SPARQL Stored Procedures and the Linked Data API
One option is to just build custom APIs. But this can be expensive to maintain, and can detract from the overall message of the core usefulness of publishing Linked Data. So, are there ways to surface useful views in declarative way, that both takes advantage of, and embraces the utility of a the underlying “web native” graph model?
Currently there are two approaches that we’ve explored. The first is what we’ve calling SPARQL Stored Procedures in Kasabi. This allows developers to:
- Bind a SPARQL query to a URL, causing that query to be automatically executed when a GET request is made to the URL
- Indicate that specific URL parameters be injected into the SPARQL query before it is executed, allowing the queries to be parameterized on a per-request basis
- Generate custom output formats (e.g. XML or JSON) from a query using XSLT stylesheets that can be applied to the query results based on the requested mimetype
Kasabi provides tools for creating this type of API, including the ability to create one based on a SPARQL query shared by another user. This greatly lowers the barrier to entry for sharing useful ways to work with data.
The ability to either access the results of the query directly, e.g. as SPARQL XML results or various RDF serializations, means the underlying graph is still accessible. You can just treat the feature as a convenience layer that hides some of the complexity. But providing custom output formats we can also help developers use the data using existing skills and tools.
The second approach has grown out of work on data.gov.uk. Jeni Tennison (TSO), Dave Reynolds (Epimorphics) and I explored various options for creating APIs over Linked Data, resulting in the publication of the Linked Data API which is in use at data.gov.uk, e.g. to support the excellent organogram visualizations.
As with SPARQL Stored Procedures, the Linked Data API provides a declarative way to create a RESTful API over RDF data sources. However rather than writing SPARQL queries directly, an API developer creates a configuration file that describes how various views of the data should be bound to web requests.
The Linked Data API is much more powerful (at the cost of some complexity), providing many more options for filtering and sorting through data, as well as simple XML and JSON result formats out of the box. In my opinion, the specification does a good job at weaving API interactions together with the underlying Linked Data, creating a very rich way to interact with a dataset. And one that has a lot more affordance than the equivalent SPARQL queries.
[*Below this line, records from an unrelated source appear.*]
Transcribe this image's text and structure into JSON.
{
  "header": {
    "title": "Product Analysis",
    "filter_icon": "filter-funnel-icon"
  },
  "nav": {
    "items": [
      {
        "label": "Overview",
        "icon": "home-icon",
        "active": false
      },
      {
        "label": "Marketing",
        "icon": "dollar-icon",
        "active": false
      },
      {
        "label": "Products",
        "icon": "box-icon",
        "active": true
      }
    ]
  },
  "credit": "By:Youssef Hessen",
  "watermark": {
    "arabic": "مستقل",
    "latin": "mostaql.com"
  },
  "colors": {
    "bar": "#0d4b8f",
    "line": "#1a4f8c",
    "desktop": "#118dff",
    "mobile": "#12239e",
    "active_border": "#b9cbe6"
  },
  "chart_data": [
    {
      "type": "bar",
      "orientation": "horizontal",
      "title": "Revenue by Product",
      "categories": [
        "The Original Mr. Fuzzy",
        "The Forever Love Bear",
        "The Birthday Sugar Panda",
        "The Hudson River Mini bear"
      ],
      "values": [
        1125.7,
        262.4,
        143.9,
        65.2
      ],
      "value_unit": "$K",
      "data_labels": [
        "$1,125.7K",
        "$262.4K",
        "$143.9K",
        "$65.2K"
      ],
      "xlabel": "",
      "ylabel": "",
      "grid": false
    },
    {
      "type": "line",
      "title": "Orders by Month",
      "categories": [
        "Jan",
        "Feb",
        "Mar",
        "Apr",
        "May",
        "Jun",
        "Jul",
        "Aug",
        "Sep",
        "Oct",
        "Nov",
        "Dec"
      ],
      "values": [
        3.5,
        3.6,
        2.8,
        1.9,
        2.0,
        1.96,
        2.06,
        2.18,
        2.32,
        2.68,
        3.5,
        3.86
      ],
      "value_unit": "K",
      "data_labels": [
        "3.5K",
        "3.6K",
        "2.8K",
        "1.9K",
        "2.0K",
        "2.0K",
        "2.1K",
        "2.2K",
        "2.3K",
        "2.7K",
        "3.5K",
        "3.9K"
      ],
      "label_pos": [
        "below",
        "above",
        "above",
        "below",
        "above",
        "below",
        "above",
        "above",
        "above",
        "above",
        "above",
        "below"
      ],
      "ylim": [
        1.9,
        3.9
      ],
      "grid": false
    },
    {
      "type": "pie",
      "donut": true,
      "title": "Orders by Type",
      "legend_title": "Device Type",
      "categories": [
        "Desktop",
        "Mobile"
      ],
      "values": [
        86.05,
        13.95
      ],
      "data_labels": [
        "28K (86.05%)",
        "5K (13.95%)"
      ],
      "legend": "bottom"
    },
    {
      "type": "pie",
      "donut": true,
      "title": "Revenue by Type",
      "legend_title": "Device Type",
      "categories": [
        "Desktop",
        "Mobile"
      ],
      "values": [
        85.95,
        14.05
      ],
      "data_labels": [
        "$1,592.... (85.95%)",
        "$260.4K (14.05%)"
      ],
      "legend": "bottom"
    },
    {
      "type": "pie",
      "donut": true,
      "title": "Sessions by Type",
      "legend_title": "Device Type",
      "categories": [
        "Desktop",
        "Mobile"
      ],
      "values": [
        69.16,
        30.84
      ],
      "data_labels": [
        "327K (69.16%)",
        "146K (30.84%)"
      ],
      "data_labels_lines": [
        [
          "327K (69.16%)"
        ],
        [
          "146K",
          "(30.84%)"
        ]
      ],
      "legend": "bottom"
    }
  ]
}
Again, Kasabi provides support for hosting this type of API. Right now the tooling is admittedly quite basic but we’re exploring way to make it more interactive. We’ve incorporated the “view source” principle into the custom API hosting feature as a whole, so its possible to view the configuration of an API to see how it was constructed.
I think both of these approaches can usefully provide ways for a wider developer community to get to grips with RDF and Linked Data, removing some of the hurdles to adoption. The tooling we’ve created in Kasabi is designed to allow skilled members of the community to directly drive this adoption by sharing queries and creating different kinds of APIs.
By separating the publication of datasets, from the creation of APIs — useful access paths into the dataset — we hope to let communities find and share useful ways to work with the available data, whatever their skills or preferred technologies.